Une préoccupation majeure concerne la procyclicité. Certains estiment que les règles de capital peuvent aggraver les ralentissements économiques. Lorsque les banques doivent préserver leurs coussins en période de tension, cela peut réduire le crédit précisément au moment où l’économie en a le plus besoin.
Un autre défi consiste à trouver le bon équilibre entre sécurité et croissance. Des réglementations plus strictes renforcent la stabilité, mais elles peuvent aussi ralentir les flux de crédit et freiner l’innovation financière, en particulier dans les pays en développement.
Les critiques soulèvent également le problème de la fragmentation réglementaire. Lorsque les réformes sont mises en œuvre de manière inégale selon les pays, les risques peuvent se déplacer au-delà des frontières et réduire l’efficacité de la coordination internationale. Ces constats rejoignent les analyses d’Olivier de Bandt, qui souligne l’importance d’une surveillance macroprudentielle cohérente et transfrontalière pour limiter les effets de contagion et les arbitrages réglementaires. Ce constat rejoint les préoccupations soulevées par Olivier de Bandt, qui met en garde contre une régulation fragmentée pouvant devenir, en elle-même, un facteur de vulnérabilité systémique. Il insiste sur la nécessité d’un cadre macroprudentiel cohérent et transfrontalier afin de limiter les effets de contagion et d’arbitrage réglementaire.

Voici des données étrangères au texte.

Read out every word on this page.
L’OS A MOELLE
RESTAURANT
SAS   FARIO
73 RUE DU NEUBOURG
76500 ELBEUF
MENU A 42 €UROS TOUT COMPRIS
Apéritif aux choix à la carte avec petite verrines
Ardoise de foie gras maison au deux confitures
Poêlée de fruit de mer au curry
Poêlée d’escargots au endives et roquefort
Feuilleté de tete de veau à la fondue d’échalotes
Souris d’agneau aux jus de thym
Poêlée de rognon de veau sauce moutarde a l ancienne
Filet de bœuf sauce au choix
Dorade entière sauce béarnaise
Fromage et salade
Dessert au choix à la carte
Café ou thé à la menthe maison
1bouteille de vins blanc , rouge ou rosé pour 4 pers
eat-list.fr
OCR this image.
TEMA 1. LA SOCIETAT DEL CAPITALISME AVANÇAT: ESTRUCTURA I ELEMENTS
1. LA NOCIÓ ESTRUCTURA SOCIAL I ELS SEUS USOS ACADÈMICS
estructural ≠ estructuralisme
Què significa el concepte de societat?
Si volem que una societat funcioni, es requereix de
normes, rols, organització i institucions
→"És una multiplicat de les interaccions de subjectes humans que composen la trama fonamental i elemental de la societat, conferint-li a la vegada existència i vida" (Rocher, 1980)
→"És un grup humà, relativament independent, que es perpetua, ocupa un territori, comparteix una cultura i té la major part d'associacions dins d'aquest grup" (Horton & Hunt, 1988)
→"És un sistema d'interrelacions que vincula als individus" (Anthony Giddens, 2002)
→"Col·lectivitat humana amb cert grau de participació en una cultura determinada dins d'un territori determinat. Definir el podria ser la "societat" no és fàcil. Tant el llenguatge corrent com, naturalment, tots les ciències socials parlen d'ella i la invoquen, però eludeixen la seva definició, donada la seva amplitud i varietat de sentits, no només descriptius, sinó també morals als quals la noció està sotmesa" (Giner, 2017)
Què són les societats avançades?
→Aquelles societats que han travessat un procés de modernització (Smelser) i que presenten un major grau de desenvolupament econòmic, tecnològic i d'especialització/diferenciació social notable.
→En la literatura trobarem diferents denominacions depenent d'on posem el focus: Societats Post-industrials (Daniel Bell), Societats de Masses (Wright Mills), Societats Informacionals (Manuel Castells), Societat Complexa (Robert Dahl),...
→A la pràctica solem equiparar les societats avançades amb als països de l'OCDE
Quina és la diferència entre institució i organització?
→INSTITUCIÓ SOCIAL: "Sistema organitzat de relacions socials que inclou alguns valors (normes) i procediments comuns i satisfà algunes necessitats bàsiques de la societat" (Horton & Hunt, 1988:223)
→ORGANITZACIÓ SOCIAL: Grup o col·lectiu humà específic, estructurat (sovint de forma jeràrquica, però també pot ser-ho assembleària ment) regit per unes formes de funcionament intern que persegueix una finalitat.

Résultats et perspectives d’avenir
En plus de dix ans, l’agenda du G20 sur le risque systémique a entraîné des changements significatifs. Les banques sont désormais mieux capitalisées, les infrastructures de marché sont plus transparentes et la planification de crise fait partie intégrante de la supervision courante.
Le système s’est montré plus stable en période de tension. La crise du COVID-19, par exemple, n’a pas provoqué d’effondrement financier. Cela montre que les réformes mises en œuvre après 2008 ont eu un impact réel.
Mais des défis subsistent. Les institutions financières non bancaires représentent désormais une part croissante de la finance mondiale, et leurs risques ne sont pas toujours bien compris. La croissance rapide de la fintech et des actifs numériques soulève également de nouvelles questions réglementaires. Dans ses travaux, Olivier de Bandt attire l’attention sur ces zones d’ombre de la régulation moderne — notamment les interactions complexes entre finance numérique et stabilité systémique. À l’avenir, le G20 devra faire face à des menaces émergentes telles que les risques financiers liés au climat, les cyberattaques, et les risques systémiques liés aux plateformes numériques. Ces enjeux nécessiteront une coordination renforcée entre pays et entre secteurs.

La crise initiale est peut-être terminée, mais la nécessité d’une vigilance mondiale ne l’est pas.